I prefer to leave the originals on the card until I'm absolutely sure that I've got them all safely inside of my computer. Then I'll put that card back in my camera and reformat the card in the camera, which will delete the originals from the card at that point. I'll leave Automatic Download unchecked, because I like to see this dialog box every time that I'm taking photos off of a memory card, rather than have that happen automatically. And then I'll click Get Media. The downloader starts doing two things; downloading the photos off the memory card and onto my computer to the location that I specified in the Downloader window, and importing those photos into Elements--in other words, making a record of each photo in Elements.
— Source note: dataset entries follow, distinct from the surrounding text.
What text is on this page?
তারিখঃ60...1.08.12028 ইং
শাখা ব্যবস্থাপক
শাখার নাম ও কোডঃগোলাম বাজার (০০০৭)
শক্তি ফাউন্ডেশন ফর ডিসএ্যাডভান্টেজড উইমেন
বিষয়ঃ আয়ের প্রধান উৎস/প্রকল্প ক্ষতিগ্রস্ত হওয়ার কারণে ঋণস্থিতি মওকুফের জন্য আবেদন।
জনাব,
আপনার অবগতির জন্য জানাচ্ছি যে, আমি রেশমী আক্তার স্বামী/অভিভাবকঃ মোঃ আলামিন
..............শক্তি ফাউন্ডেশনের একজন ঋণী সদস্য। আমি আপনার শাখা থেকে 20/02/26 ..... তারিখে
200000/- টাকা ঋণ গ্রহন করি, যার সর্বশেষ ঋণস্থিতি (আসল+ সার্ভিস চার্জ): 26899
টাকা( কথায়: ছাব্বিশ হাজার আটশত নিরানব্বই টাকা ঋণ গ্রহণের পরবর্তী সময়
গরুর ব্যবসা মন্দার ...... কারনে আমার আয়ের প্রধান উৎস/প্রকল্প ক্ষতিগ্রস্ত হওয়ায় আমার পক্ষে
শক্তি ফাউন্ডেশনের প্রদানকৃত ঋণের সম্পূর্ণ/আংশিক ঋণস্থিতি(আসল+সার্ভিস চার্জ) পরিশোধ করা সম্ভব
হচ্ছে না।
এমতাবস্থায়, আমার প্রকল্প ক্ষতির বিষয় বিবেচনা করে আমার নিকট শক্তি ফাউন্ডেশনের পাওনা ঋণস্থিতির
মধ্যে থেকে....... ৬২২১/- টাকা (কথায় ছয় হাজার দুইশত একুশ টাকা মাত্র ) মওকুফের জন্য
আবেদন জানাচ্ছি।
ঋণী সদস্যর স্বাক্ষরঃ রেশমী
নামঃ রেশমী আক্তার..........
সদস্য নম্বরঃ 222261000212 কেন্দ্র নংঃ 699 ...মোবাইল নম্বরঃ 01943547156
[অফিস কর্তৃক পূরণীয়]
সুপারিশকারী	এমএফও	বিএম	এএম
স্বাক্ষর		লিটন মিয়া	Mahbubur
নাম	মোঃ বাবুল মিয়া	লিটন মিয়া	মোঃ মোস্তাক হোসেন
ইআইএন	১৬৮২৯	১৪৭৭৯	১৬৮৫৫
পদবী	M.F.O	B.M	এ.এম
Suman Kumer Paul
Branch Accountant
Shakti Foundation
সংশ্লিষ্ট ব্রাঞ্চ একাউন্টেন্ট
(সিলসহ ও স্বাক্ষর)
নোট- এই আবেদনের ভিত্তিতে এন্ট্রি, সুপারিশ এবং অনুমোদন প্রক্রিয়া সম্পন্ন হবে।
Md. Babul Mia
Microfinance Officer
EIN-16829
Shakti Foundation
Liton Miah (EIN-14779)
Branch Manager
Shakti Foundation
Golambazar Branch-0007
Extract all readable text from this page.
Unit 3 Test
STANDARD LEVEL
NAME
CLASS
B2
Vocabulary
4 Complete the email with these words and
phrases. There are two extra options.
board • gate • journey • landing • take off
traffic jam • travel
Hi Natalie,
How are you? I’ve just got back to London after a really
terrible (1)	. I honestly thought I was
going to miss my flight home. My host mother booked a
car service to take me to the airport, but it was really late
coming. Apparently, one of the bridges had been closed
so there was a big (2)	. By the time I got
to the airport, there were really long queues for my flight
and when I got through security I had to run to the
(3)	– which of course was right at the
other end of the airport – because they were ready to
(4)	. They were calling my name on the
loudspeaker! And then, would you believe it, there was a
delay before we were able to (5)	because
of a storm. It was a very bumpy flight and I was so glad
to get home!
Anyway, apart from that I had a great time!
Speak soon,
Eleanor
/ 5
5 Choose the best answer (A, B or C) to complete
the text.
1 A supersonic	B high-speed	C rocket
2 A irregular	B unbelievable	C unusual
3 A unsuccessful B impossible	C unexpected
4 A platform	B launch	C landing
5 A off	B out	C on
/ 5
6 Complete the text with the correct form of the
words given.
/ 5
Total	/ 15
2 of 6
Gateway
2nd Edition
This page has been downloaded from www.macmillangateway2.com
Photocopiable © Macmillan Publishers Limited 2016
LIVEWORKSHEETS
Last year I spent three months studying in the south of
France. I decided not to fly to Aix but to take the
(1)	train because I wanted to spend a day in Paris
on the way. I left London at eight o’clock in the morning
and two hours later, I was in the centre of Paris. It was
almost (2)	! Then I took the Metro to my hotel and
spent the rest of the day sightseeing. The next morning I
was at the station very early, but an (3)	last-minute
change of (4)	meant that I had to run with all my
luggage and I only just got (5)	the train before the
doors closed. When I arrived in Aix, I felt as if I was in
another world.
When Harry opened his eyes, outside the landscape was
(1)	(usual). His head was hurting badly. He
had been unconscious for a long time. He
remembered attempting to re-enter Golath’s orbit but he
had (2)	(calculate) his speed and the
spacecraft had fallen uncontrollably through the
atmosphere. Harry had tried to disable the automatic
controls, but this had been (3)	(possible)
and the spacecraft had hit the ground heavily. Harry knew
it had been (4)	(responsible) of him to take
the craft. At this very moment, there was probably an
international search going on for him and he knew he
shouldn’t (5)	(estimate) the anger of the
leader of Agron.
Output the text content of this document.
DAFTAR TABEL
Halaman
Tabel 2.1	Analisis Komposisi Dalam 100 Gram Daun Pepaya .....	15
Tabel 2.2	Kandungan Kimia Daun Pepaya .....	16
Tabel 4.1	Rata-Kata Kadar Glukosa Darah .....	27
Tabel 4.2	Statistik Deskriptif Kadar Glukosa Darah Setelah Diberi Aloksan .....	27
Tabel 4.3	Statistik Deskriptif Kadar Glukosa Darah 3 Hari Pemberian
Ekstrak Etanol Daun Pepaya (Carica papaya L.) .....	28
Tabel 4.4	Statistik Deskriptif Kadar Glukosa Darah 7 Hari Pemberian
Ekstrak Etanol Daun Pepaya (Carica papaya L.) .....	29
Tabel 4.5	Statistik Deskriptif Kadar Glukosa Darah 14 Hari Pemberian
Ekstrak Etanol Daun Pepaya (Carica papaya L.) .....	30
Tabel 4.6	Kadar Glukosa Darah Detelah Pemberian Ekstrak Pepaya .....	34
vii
And that record contains information about the photo, it includes the small photo thumbnails that you see here in the Organizer, and it includes a link to the photos where I've put them out in that subfolder that I just made in the Downloader window. You can see that over in the My Folders area, there now is a new folder that I just created, and that folder contains all of the photos that you see here. Right now the Organizer is just showing what was brought in on the last import; to see all the other photos in this catalog too, I'll come over here and click the Back button.
And then if I scroll down, you can see that this catalog contains all of these photos, plus photos that I just brought in. I think that using the photo downloader that comes with Elements to both download your photos from a camera memory card and at the same time import information about those photos into the Organizer is a great time saver. So I recommend that you use this method on your own photos, if you're not already doing so.